The Federal Reserve announced today that it would not be hiking interest rates, offering no word on whether it would raise them in the future. Prior to recent turmoil in world markets, there was talk about raising interest rates—but those hopes were quickly dismissed.
While disappointing growth stalled any interest rate hikes, the Fed also noted that labor conditions are improving and they expect the low inflation level to change. In response to the news, the Dow Jones Industrial Average slipped 1.4% to 15944.46.
The decision comes after a tumultuous few months following China’s economic slowdown and a persistent drop in oil prices.

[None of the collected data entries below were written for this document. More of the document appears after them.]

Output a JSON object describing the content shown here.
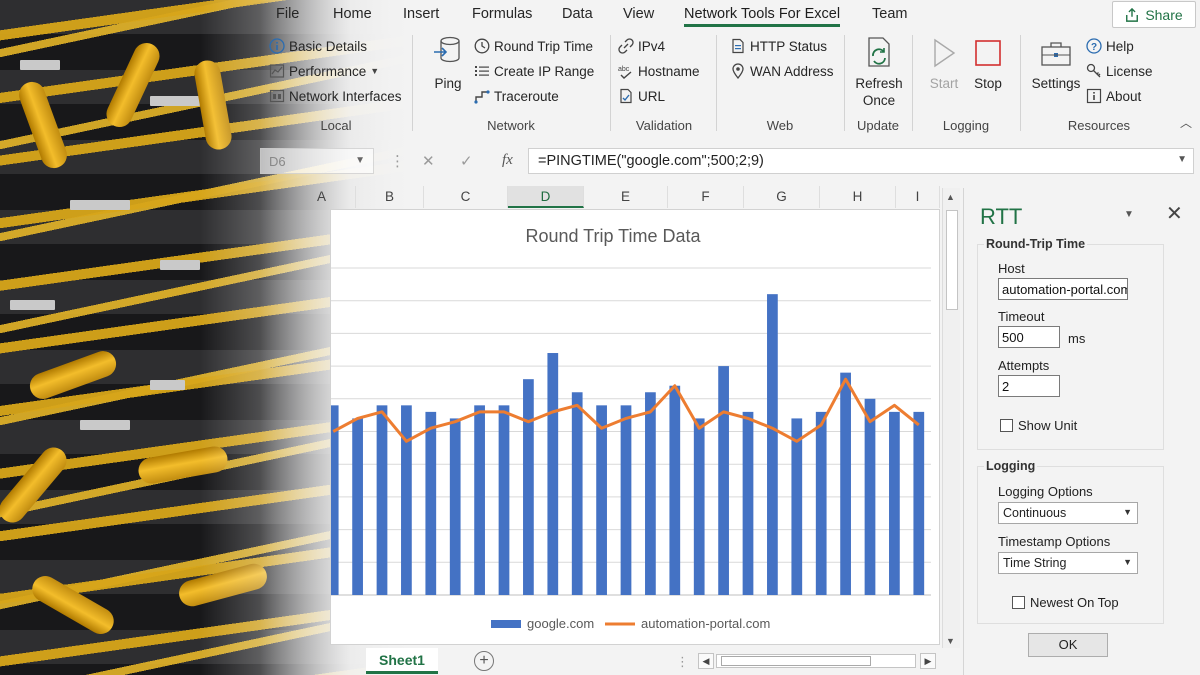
{
  "menu": {
    "tabs": [
      "File",
      "Home",
      "Insert",
      "Formulas",
      "Data",
      "View",
      "Network Tools For Excel",
      "Team"
    ],
    "active_tab": "Network Tools For Excel",
    "share_label": "Share"
  },
  "ribbon": {
    "local": {
      "label": "Local",
      "basic_details": "Basic Details",
      "performance": "Performance",
      "network_interfaces": "Network Interfaces"
    },
    "network": {
      "label": "Network",
      "ping": "Ping",
      "round_trip_time": "Round Trip Time",
      "create_ip_range": "Create IP Range",
      "traceroute": "Traceroute"
    },
    "validation": {
      "label": "Validation",
      "ipv4": "IPv4",
      "hostname": "Hostname",
      "url": "URL"
    },
    "web": {
      "label": "Web",
      "http_status": "HTTP Status",
      "wan_address": "WAN Address"
    },
    "update": {
      "label": "Update",
      "refresh_once_line1": "Refresh",
      "refresh_once_line2": "Once"
    },
    "logging": {
      "label": "Logging",
      "start": "Start",
      "stop": "Stop"
    },
    "resources": {
      "label": "Resources",
      "settings": "Settings",
      "help": "Help",
      "license": "License",
      "about": "About"
    }
  },
  "formula_bar": {
    "name_box": "D6",
    "formula": "=PINGTIME(\"google.com\";500;2;9)"
  },
  "columns": [
    "A",
    "B",
    "C",
    "D",
    "E",
    "F",
    "G",
    "H",
    "I"
  ],
  "active_column": "D",
  "sheet": {
    "tab": "Sheet1"
  },
  "chart_data": {
    "type": "bar",
    "title": "Round Trip Time Data",
    "ylim": [
      0,
      50
    ],
    "y_ticks": [
      50,
      45,
      40,
      35,
      30
    ],
    "grid": true,
    "legend": "bottom",
    "series": [
      {
        "name": "google.com",
        "type": "bar",
        "color": "#4472C4",
        "values": [
          29,
          27,
          29,
          29,
          28,
          27,
          29,
          29,
          33,
          37,
          31,
          29,
          29,
          31,
          32,
          27,
          35,
          28,
          46,
          27,
          28,
          34,
          30,
          28,
          28
        ]
      },
      {
        "name": "automation-portal.com",
        "type": "line",
        "color": "#ED7D31",
        "values": [
          25,
          27,
          28,
          23.5,
          25.5,
          26.5,
          28,
          28,
          26.5,
          28,
          29,
          25.5,
          27,
          28,
          32,
          25.5,
          28,
          27,
          25.5,
          23.5,
          26,
          33,
          26.5,
          29,
          26
        ]
      }
    ]
  },
  "pane": {
    "title": "RTT",
    "rtt_section": "Round-Trip Time",
    "host_label": "Host",
    "host_value": "automation-portal.com",
    "timeout_label": "Timeout",
    "timeout_value": "500",
    "timeout_unit": "ms",
    "attempts_label": "Attempts",
    "attempts_value": "2",
    "show_unit": "Show Unit",
    "logging_section": "Logging",
    "logging_options_label": "Logging Options",
    "logging_options_value": "Continuous",
    "timestamp_options_label": "Timestamp Options",
    "timestamp_options_value": "Time String",
    "newest_on_top": "Newest On Top",
    "ok": "OK"
  }
}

China’s crude oil imports rose 8.8 percent in 2015, according to MarketWatch, signaling the country is making the most of the extreme dip in prices, which are around 80 percent lower than they were in 2008. China’s decision to invest in oil is good news for developing countries who rely on exports, but it might not be enough to save their struggling economies. And next year, China’s oil analytics group predicted oil import growth will slow to just 4.6 percent.
In fact, China’s whole economy is in for a slow-down. It’s been forecast that growth will dip further this year to 6.8 percent from 2015’s 6.9 percent, while the global economy is set to slow even more. The IMF’s annual outlook (published last week) listed China’s shift to consumer-driven growth as a factor in the poor outlook for the global economy.
What does that mean? As China’s manufacturing sector shrinks—allowing its tech and consumer goods sector to begin faster growth—countries that relied on China to purchase raw materials are seeing prices dragged down and supplies stockpiled. Older industries like manufacturing are in decline, but software and technology industries are strengthening as consumers begin to take control of the economy.
However, that shift is still in the early stages, and China’s economy is wavering. A cut to manufacturing means hundreds of thousands of jobs lost, which will have an impact on consumer spending. As the global economy as a whole slows its growth, demand worldwide is slipping. Apple announced recently that it might cut down on manufacturing orders for its iPhone, despite showing record profits. iPhone demand could fall by as much as 17 percent, according to Fast Company.
To make matters worse, the Communist Party’s Anti-Corruption Commission is questioning China’s director of the National Bureau of Statistics regarding “serious violations”—possible fraudulent activities like skewing data. In particular, economists fear that China’s economy is not seeing the growth rate it has reported. If China’s top data reporter is fudging data, the world economy would see even more of an impact.
In response to the decline in global demand, the government announced last week that it would cut down on some raw materials manufacturing. The New York Times reported that the country plans to cut steel-making capacity by 100-150 million tons, after a year of flooding the oversaturated market with over 800 million tons. It also wants to cut down on coal mining capacity.
As China shifts to its new type of economy, world markets will see a lag. But if government officials manage to make a smooth transition to a consumer-driven market, then manufacturing will likely see a large-scale exodus to other countries.
In the meantime, anxieties are high and companies are watching the markets with baited breath. As corporations start to focus on the bottom lines, supply chain managers can come under fire for overstocking inventory or losing money inside their complicated supply chains. Now is the time to take a good, hard look at your supply chain and ask yourself: As an industry professional, am I rising to the occasion to meet the demands of today’s turbulent economy?